RaaS: Reasoning-Aware Attention Sparsity for Efficient LLM Reasoning

TL;DR

RaaS identifies a milestone- and phoenix-token attention pattern during the decode stage of reasoning tasks and leverages this pattern to design a sparsity-based KV cache strategy. By retaining milestone tokens with an LR U-based timestamping and preserving prefill tokens, RaaS achieves $O(L)$ time and $O(L)$ memory while maintaining accuracy comparable to the state-of-the-art Quest. A page-based variant further aligns with efficient kernels, yielding practical deployment with constant memory usage. The results across multiple math datasets and models demonstrate that RaaS offers strong accuracy and latency with significantly reduced memory footprints, suggesting a viable path for scalable long-decode inference in reasoning-heavy applications.

Abstract

Large Language Models (LLMs) have demonstrated strong capabilities across various domains, with recent advancements in challenging reasoning tasks such as mathematics and programming. However, solving reasoning tasks often requires an LLM to generate long sequences, incurring $O(N)$ time and memory complexities per token, where $N$ is the current sequence length. To reduce complexities, existing sparsity-based algorithms propose to retain Key-Value (KV) vectors, the intermediate representations of only the most critical tokens. However, these algorithms struggle with the "impossible trinity" of accuracy, time, and memory. For example, the state-of-the-art algorithm, Quest, achieves high accuracy with $O(L)$ time but $O(N)$ memory ($L$ is the cache budget, $L \ll N$). To address the "impossible trinity", in this paper, we identify a new attention pattern during the decode stage of reasoning tasks, where milestone tokens (analogous to lemmas in mathematical proofs) emerge, are utilized, and then become unimportant afterward.

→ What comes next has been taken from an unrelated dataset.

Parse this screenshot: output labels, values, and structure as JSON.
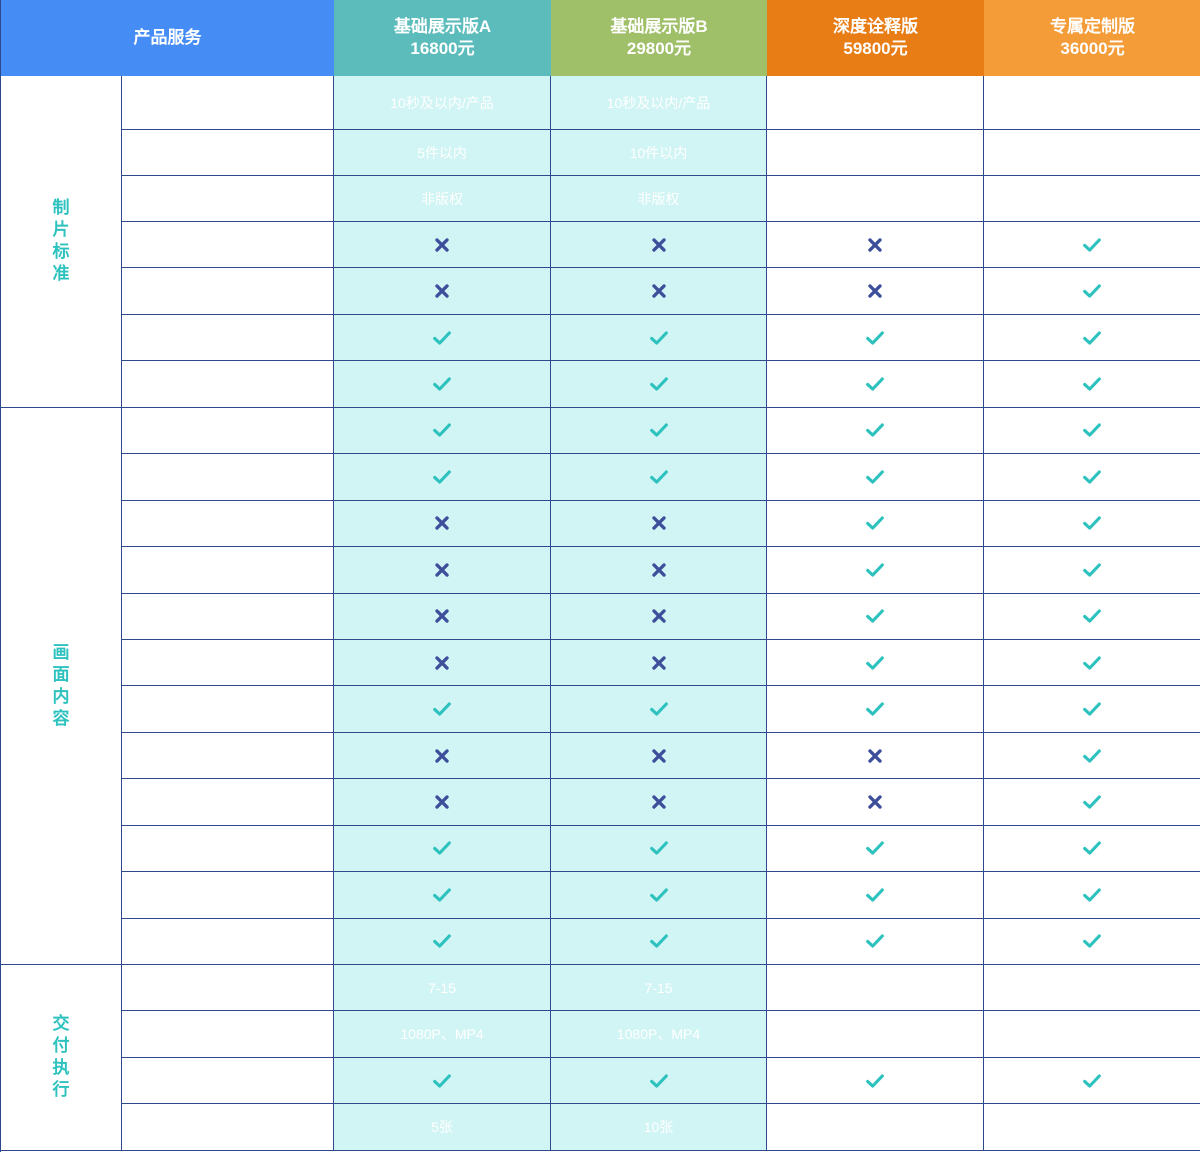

Based on this pattern, we propose a new algorithm RaaS that identifies milestone tokens and retains their KV vectors until they are no longer needed, achieving high accuracy with $O(L)$ time and $O(L)$ memory complexities.

Figures (10)

• Figure 1: The Cumulative Distribution Function (CDF) of sequence lengths for the Prefill (P) and Decode (D) stages for (a) five datasets from LongBench yushi2024longbench and (b) three math datasets running on the reasoning-enabled Marco-O1 model. (c) The breakdown of prefill and decode time during the inference of fixed 32k tokens using vLLM 0.6.1 with the LLaMA 3.1 8B model in FP16 precision. As the number of decode tokens increases (with the number of prefill tokens being 32k minus the decode tokens), the decode time rises significantly faster than the prefill time.
• Figure 2: Comparison of sparsity-based algorithms. $N$ indicates the sequence length while $L$ indicates the cache budget where $L\ll N$. Asterisks on H2O's time and memory complexities indicate theoretical complexities that are not realized in practical implementations. RaaS addresses the "impossible trinity" by achieving $O(L)$ complexity for both time and memory, with accuracy comparable to Dense on reasoning tasks. Refer to Section \ref{['sec-background']} for detailed explanations of each algorithm's design.
• Figure 3: A new attention pattern emerges in reasoning tasks. We manually inspect attention maps across 28 layers and 28 heads of Qwen2.5-Math-7B-Instruct qwen25mathtechnical on 100 MATH500 math500 test cases. We find that (a) $24.2\%$ maps with milestone tokens, (b) $1.5\%$ maps with phoenix tokens (with a 64-token cache budget), (c) more than 70% "lazy" zhang2025lighttransfer maps with StreamingLLM pattern. We use our best effort to balance the clarity and completeness of long-decode attention maps.
• Figure 4: We input the prefill tokens, "...Convert the point $(0,3)$ to polar coordinates...", to Qwen2.5-Math-7B-Instruct and obtain the corresponding decode tokens in the figure. The red tokens represent the milestone tokens or bright columns in Figure \ref{['fig-algo-waterfall']} (a).
• Figure 5: Accuracy vs. cache budget for five algorithms (legends) across three datasets (rows) and four models (columns). The y-axis shows the proportion of correctly solved problems among 200 test cases, while the x-axis represents varying cache budgets: 64, 128, 256, 512, and 1024.